Training Unbiased Diffusion Models From Biased Dataset
- categorize
- Machine Learning
- Conference Name
- International Conference on Learning Representations (ICLR 2024)
- Presentation Date
- May 7-11
- City
- Vienna
- Country
- Austria
Yeongmin Kim, Byeonghu Na, JoonHo Jang, Minsang Park, Dongjun Kim, Wanmo Kang, and Il-Chul Moon, Training Unbiased Diffusion Models From Biased Dataset, International Conference on Learning Representations (ICLR 2024), Vienna, Austria, May 7-11, 2024
Abstract
With significant advancements in diffusion models, addressing the potential risks of dataset bias becomes increasingly important. Since generated outputs directly suffer from dataset bias, mitigating latent bias becomes a key factor in improving sample quality and proportion. This paper proposes time-dependent importance reweighting to mitigate the bias for the diffusion models.
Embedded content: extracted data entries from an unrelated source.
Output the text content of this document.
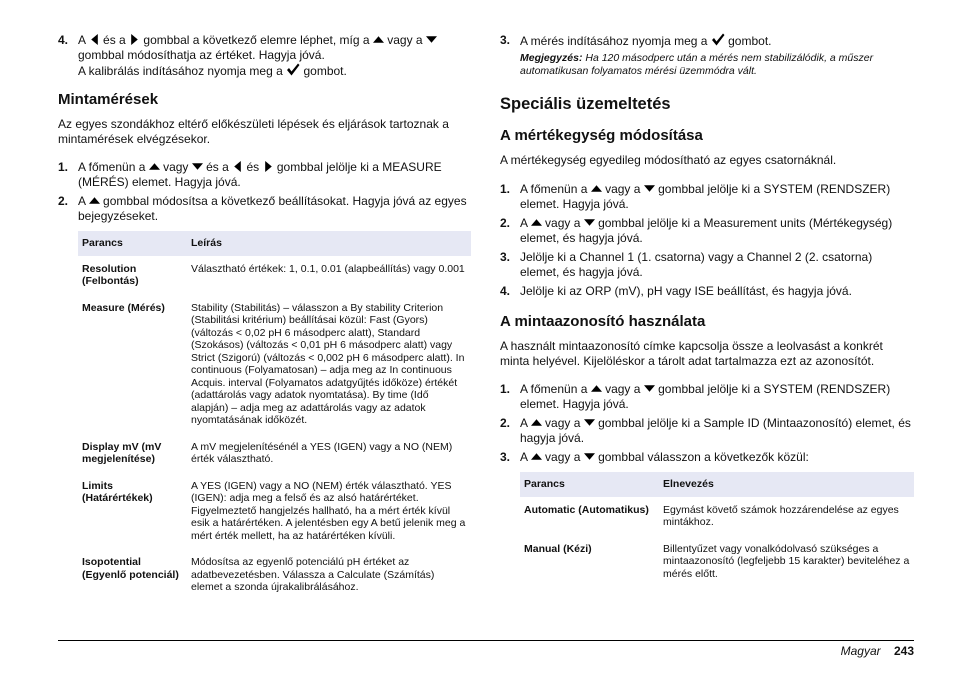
4. A és a gombbal a következő elemre léphet, míg a vagy a
gombbal módosíthatja az értéket. Hagyja jóvá.
A kalibrálás indításához nyomja meg a gombot.
Mintamérések

Az egyes szondákhoz eltérő előkészületi lépések és eljárások tartoznak a mintamérések elvégzésekor.

1. A főmenün a vagy és a és gombbal jelölje ki a MEASURE (MÉRÉS) elemet. Hagyja jóvá.
2. A gombbal módosítsa a következő beállításokat. Hagyja jóvá az egyes bejegyzéseket.
Parancs	Leírás
Resolution (Felbontás)	Választható értékek: 1, 0.1, 0.01 (alapbeállítás) vagy 0.001
Measure (Mérés)	Stability (Stabilitás) – válasszon a By stability Criterion (Stabilitási kritérium) beállításai közül: Fast (Gyors) (változás < 0,02 pH 6 másodperc alatt), Standard (Szokásos) (változás < 0,01 pH 6 másodperc alatt) vagy Strict (Szigorú) (változás < 0,002 pH 6 másodperc alatt). In continuous (Folyamatosan) – adja meg az In continuous Acquis. interval (Folyamatos adatgyűjtés időköze) értékét (adattárolás vagy adatok nyomtatása). By time (Idő alapján) – adja meg az adattárolás vagy az adatok nyomtatásának időközét.
Display mV (mV megjelenítése)	A mV megjelenítésénél a YES (IGEN) vagy a NO (NEM) érték választható.
Limits (Határértékek)	A YES (IGEN) vagy a NO (NEM) érték választható. YES (IGEN): adja meg a felső és az alsó határértéket. Figyelmeztető hangjelzés hallható, ha a mért érték kívül esik a határértéken. A jelentésben egy A betű jelenik meg a mért érték mellett, ha az határértéken kívüli.
Isopotential (Egyenlő potenciál)	Módosítsa az egyenlő potenciálú pH értéket az adatbevezetésben. Válassza a Calculate (Számítás) elemet a szonda újrakalibrálásához.
3. A mérés indításához nyomja meg a gombot.

Megjegyzés: Ha 120 másodperc után a mérés nem stabilizálódik, a műszer automatikusan folyamatos mérési üzemmódra vált.

Speciális üzemeltetés
A mértékegység módosítása

A mértékegység egyedileg módosítható az egyes csatornáknál.

1. A főmenün a vagy a gombbal jelölje ki a SYSTEM (RENDSZER) elemet. Hagyja jóvá.
2. A vagy a gombbal jelölje ki a Measurement units (Mértékegység) elemet, és hagyja jóvá.
3. Jelölje ki a Channel 1 (1. csatorna) vagy a Channel 2 (2. csatorna) elemet, és hagyja jóvá.
4. Jelölje ki az ORP (mV), pH vagy ISE beállítást, és hagyja jóvá.
A mintaazonosító használata

A használt mintaazonosító címke kapcsolja össze a leolvasást a konkrét minta helyével. Kijelöléskor a tárolt adat tartalmazza ezt az azonosítót.

1. A főmenün a vagy a gombbal jelölje ki a SYSTEM (RENDSZER) elemet. Hagyja jóvá.
2. A vagy a gombbal jelölje ki a Sample ID (Mintaazonosító) elemet, és hagyja jóvá.
3. A vagy a gombbal válasszon a következők közül:
Parancs	Elnevezés
Automatic (Automatikus)	Egymást követő számok hozzárendelése az egyes mintákhoz.
Manual (Kézi)	Billentyűzet vagy vonalkódolvasó szükséges a mintaazonosító (legfeljebb 15 karakter) beviteléhez a mérés előtt.
Magyar 243
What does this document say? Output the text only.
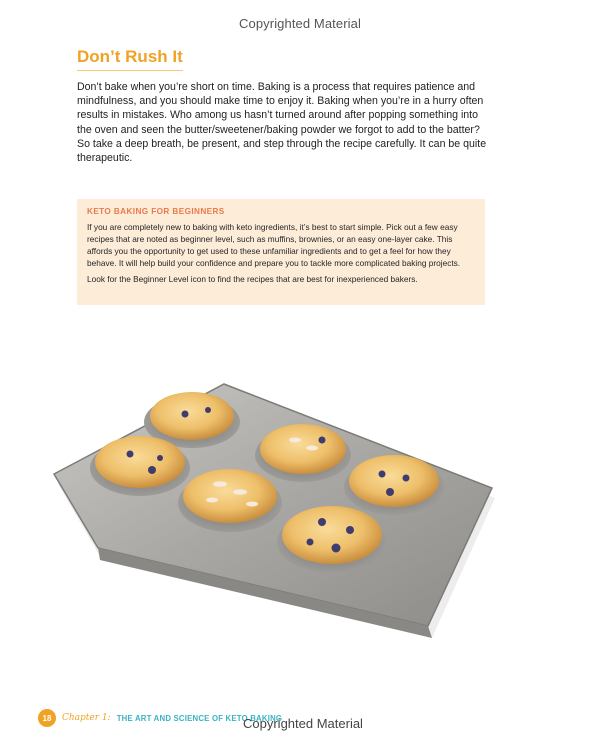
Copyrighted Material
Don’t Rush It
Don’t bake when you’re short on time. Baking is a process that requires patience and mindfulness, and you should make time to enjoy it. Baking when you’re in a hurry often results in mistakes. Who among us hasn’t turned around after popping something into the oven and seen the butter/sweetener/baking powder we forgot to add to the batter? So take a deep breath, be present, and step through the recipe carefully. It can be quite therapeutic.
KETO BAKING FOR BEGINNERS

If you are completely new to baking with keto ingredients, it’s best to start simple. Pick out a few easy recipes that are noted as beginner level, such as muffins, brownies, or an easy one-layer cake. This affords you the opportunity to get used to these unfamiliar ingredients and to get a feel for how they behave. It will help build your confidence and prepare you to tackle more complicated baking projects.

Look for the Beginner Level icon to find the recipes that are best for inexperienced bakers.

18	Chapter 1: THE ART AND SCIENCE OF KETO BAKING
Copyrighted Material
We demonstrate that the time-dependent density ratio becomes more precise than previous approaches, thereby minimizing error propagation in generative learning. While directly applying it to score-matching is intractable, we discovered that using the time-dependent density ratio both for reweighting and score correction can lead to a tractable form of the objective function to regenerate the unbiased data density. Furthermore, we theoretically established a connection with traditional score-matching, and we demonstrated its convergence to an unbiased distribution. The experimental evidence supports the usefulness of the proposed method, which outperforms baselines including time-independent importance reweighting on CIFAR-10, CIFAR-100, FFHQ, and CelebA with various bias settings.